I am sidetracking, if that is a word. But really, recently I was collaborating with a few folks on a software hardware IT project, we had a lot of great breakthroughs, it was success in a team aspect, the parallel thinking of two or more arriving at an end result the success was the sharing the predictive understanding of the scope and task that we all bring to the table. It is challenging working with others, knowing when to stand down or rise up, but you will dam well know when the success is reached. You will feel that the common cooperation/collaboration of one step in front of each other as well as in unison. Boom! It is really a common idea of what needs to be delivered.
Enter Erik Piip, a friend collaborator, my goto person for challenging hardware and software questions and support. He is a veteran computer person and one of my many mentors. He has seen it all. Seen failure and success over and over again in projects and tasks. Usually defined by the hardware and software that defines the current technology which is always changing. Erik 'gets it'. He has seen most binary mishaps.
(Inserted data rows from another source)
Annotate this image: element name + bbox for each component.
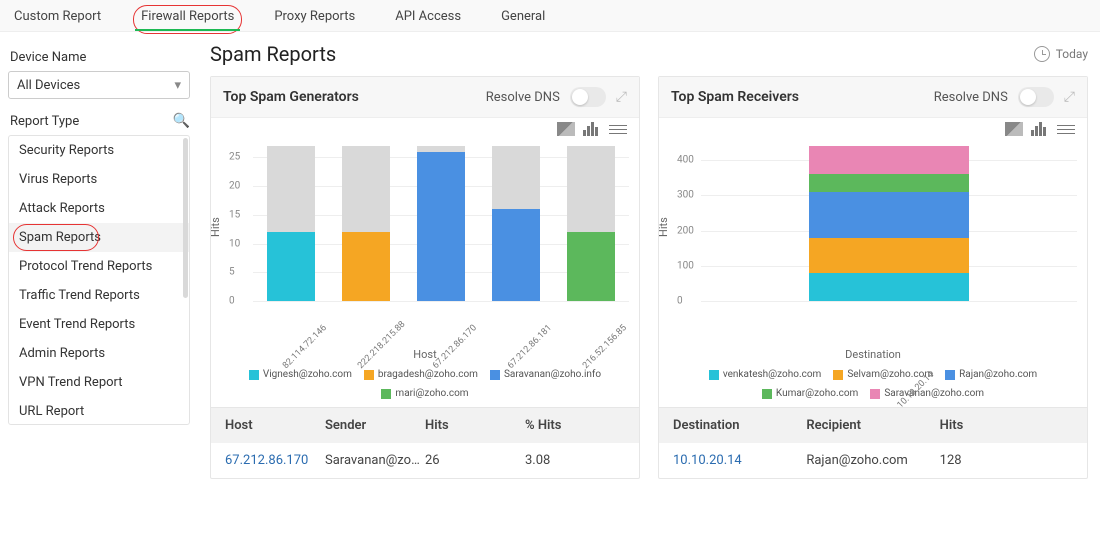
sidebar-item-url[interactable]: URL Report: [9, 397, 189, 425]
device-select-value: All Devices: [17, 78, 80, 93]
x-axis-label: Host: [211, 348, 639, 361]
resolve-dns-toggle[interactable]: [1018, 87, 1054, 107]
panel-spam-generators: Top Spam Generators Resolve DNS ⤢ Hits 0…: [210, 76, 640, 479]
report-type-list: Security Reports Virus Reports Attack Re…: [8, 135, 190, 425]
chart-type-bar-icon[interactable]: [1031, 122, 1049, 136]
clock-icon: [1034, 46, 1050, 62]
sidebar-item-event[interactable]: Event Trend Reports: [9, 310, 189, 339]
cell-sender: Saravanan@zoho.i: [325, 453, 425, 468]
stack-segment: [809, 174, 969, 192]
chart-type-line-icon[interactable]: [1057, 122, 1075, 134]
bar[interactable]: [567, 146, 615, 301]
bar[interactable]: [267, 146, 315, 301]
sidebar-item-spam[interactable]: Spam Reports: [9, 223, 189, 252]
legend-item[interactable]: bragadesh@zoho.com: [364, 369, 478, 380]
sidebar-item-protocol[interactable]: Protocol Trend Reports: [9, 252, 189, 281]
chart-type-area-icon[interactable]: [557, 122, 575, 136]
legend: venkatesh@zoho.com Selvam@zoho.com Rajan@z…: [659, 367, 1087, 407]
tab-firewall-reports[interactable]: Firewall Reports: [141, 9, 234, 30]
page-title: Spam Reports: [210, 42, 336, 66]
legend-item[interactable]: Saravanan@zoho.com: [870, 388, 984, 399]
search-icon[interactable]: 🔍: [173, 113, 190, 129]
sidebar-item-spam-label: Spam Reports: [19, 230, 101, 245]
tab-firewall-reports-label: Firewall Reports: [141, 9, 234, 24]
device-name-label: Device Name: [10, 50, 190, 65]
resolve-dns-label: Resolve DNS: [486, 90, 560, 105]
table-header: Host Sender Hits % Hits: [211, 407, 639, 443]
sidebar-item-attack[interactable]: Attack Reports: [9, 194, 189, 223]
chart-type-bar-icon[interactable]: [583, 122, 601, 136]
legend-item[interactable]: Selvam@zoho.com: [833, 369, 933, 380]
chart-receivers: Hits 0100200300400 10.10.20.14: [659, 136, 1087, 346]
stacked-bar[interactable]: [809, 146, 969, 301]
legend: Vignesh@zoho.com bragadesh@zoho.com Sarava…: [211, 367, 639, 407]
col-dest[interactable]: Destination: [673, 418, 806, 433]
col-pct[interactable]: % Hits: [525, 418, 625, 433]
stack-segment: [809, 192, 969, 238]
legend-item[interactable]: Rajan@zoho.com: [945, 369, 1037, 380]
sidebar-item-admin[interactable]: Admin Reports: [9, 339, 189, 368]
resolve-dns-toggle[interactable]: [570, 87, 606, 107]
sidebar: Device Name All Devices ▾ Report Type 🔍 …: [0, 32, 200, 537]
bar[interactable]: [417, 146, 465, 301]
bar[interactable]: [492, 146, 540, 301]
scrollbar[interactable]: [183, 138, 188, 298]
resolve-dns-label: Resolve DNS: [934, 90, 1008, 105]
legend-item[interactable]: venkatesh@zoho.com: [709, 369, 821, 380]
col-sender[interactable]: Sender: [325, 418, 425, 433]
tab-api-access[interactable]: API Access: [395, 9, 461, 30]
y-axis-label: Hits: [657, 217, 670, 237]
panel1-title: Top Spam Generators: [223, 89, 359, 105]
cell-dest[interactable]: 10.10.20.14: [673, 453, 806, 468]
cell-hits: 26: [425, 453, 525, 468]
tab-proxy-reports[interactable]: Proxy Reports: [274, 9, 355, 30]
sidebar-item-security[interactable]: Security Reports: [9, 136, 189, 165]
sidebar-item-virus[interactable]: Virus Reports: [9, 165, 189, 194]
expand-icon[interactable]: ⤢: [1064, 89, 1075, 105]
table-row: 67.212.86.170 Saravanan@zoho.i 26 3.08: [211, 443, 639, 478]
expand-icon[interactable]: ⤢: [616, 89, 627, 105]
sidebar-item-vpn[interactable]: VPN Trend Report: [9, 368, 189, 397]
tab-general[interactable]: General: [501, 9, 545, 30]
col-hits[interactable]: Hits: [425, 418, 525, 433]
cell-pct: 3.08: [525, 453, 625, 468]
legend-item[interactable]: mari@zoho.com: [381, 388, 468, 399]
cell-hits: 128: [940, 453, 1073, 468]
chart-type-line-icon[interactable]: [609, 122, 627, 134]
chart-type-area-icon[interactable]: [1005, 122, 1023, 136]
legend-item[interactable]: Kumar@zoho.com: [762, 388, 858, 399]
panel2-title: Top Spam Receivers: [671, 89, 799, 105]
cell-host[interactable]: 67.212.86.170: [225, 453, 325, 468]
sidebar-item-traffic[interactable]: Traffic Trend Reports: [9, 281, 189, 310]
tab-custom-report[interactable]: Custom Report: [14, 9, 101, 30]
main-content: Spam Reports Today Top Spam Generators R…: [200, 32, 1100, 537]
stack-segment: [809, 273, 969, 301]
x-axis-label: Destination: [659, 348, 1087, 361]
device-select[interactable]: All Devices ▾: [8, 71, 190, 99]
table-row: 10.10.20.14 Rajan@zoho.com 128: [659, 443, 1087, 478]
date-range[interactable]: Today: [1034, 46, 1088, 62]
stack-segment: [809, 146, 969, 174]
cell-recipient: Rajan@zoho.com: [806, 453, 939, 468]
col-hits[interactable]: Hits: [940, 418, 1073, 433]
date-range-label: Today: [1056, 47, 1088, 61]
top-nav-tabs: Custom Report Firewall Reports Proxy Rep…: [0, 0, 1100, 32]
legend-item[interactable]: Saravanan@zoho.info: [490, 369, 601, 380]
bar[interactable]: [342, 146, 390, 301]
chevron-down-icon: ▾: [174, 78, 181, 93]
panel-spam-receivers: Top Spam Receivers Resolve DNS ⤢ Hits 01…: [658, 76, 1088, 479]
report-type-label: Report Type: [10, 114, 79, 129]
legend-item[interactable]: Vignesh@zoho.com: [249, 369, 352, 380]
stack-segment: [809, 238, 969, 273]
chart-generators: Hits 0510152025 82.114.72.146222.218.215…: [211, 136, 639, 346]
y-axis-label: Hits: [209, 217, 222, 237]
col-host[interactable]: Host: [225, 418, 325, 433]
I and like others in IT have as well, yet he just has veteran knowledge and experiences- his success if you will. He understands the delivery model and the arrival at success the common in sync or predictive warm fuzzy you get when you thread that needle that arriving at the unreachable goal.
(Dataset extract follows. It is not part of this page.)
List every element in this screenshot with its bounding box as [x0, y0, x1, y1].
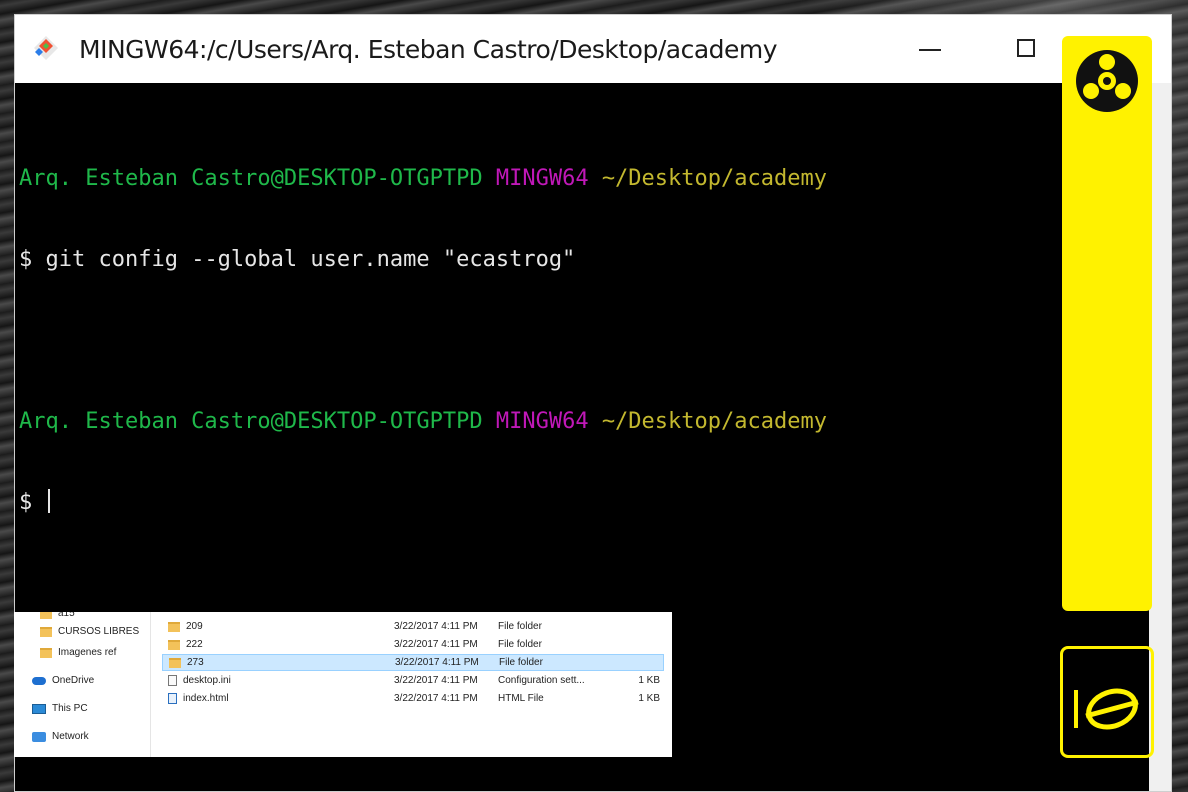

Erik has seen technology in its dwarf infancy clunky, slow and large. It was warm dusty, and cumbersome. Not at all like the slick sexy, lean and quick gadgets of today. This was the trend of technology in the 70's, he lived it as it approached what it is today and continues to morph into. Right.... Success, that is what we are talking about. Rapid change with deliverables in a collaborative team environment. The cradle to grave of a magnitude of gadgets rolling out weekly monthly as circuit and processing chip changes. I can only look back based on a great book by Walter Isaacson: The Innovators: How a Group of Inventors, Hackers, Geniuses, and Geeks Created the Digital Revolution.
This Book explores the history of the key technological innovations that are prominent in the digital revolution, most notably the parallel developments of the computer and the Internet. It became a New York Times bestseller.[15] Writing for the New York Times, Janet Maslin described the author as "a kindred spirit to the visionaries and enthusiasts" who Isaacson wrote about.[16]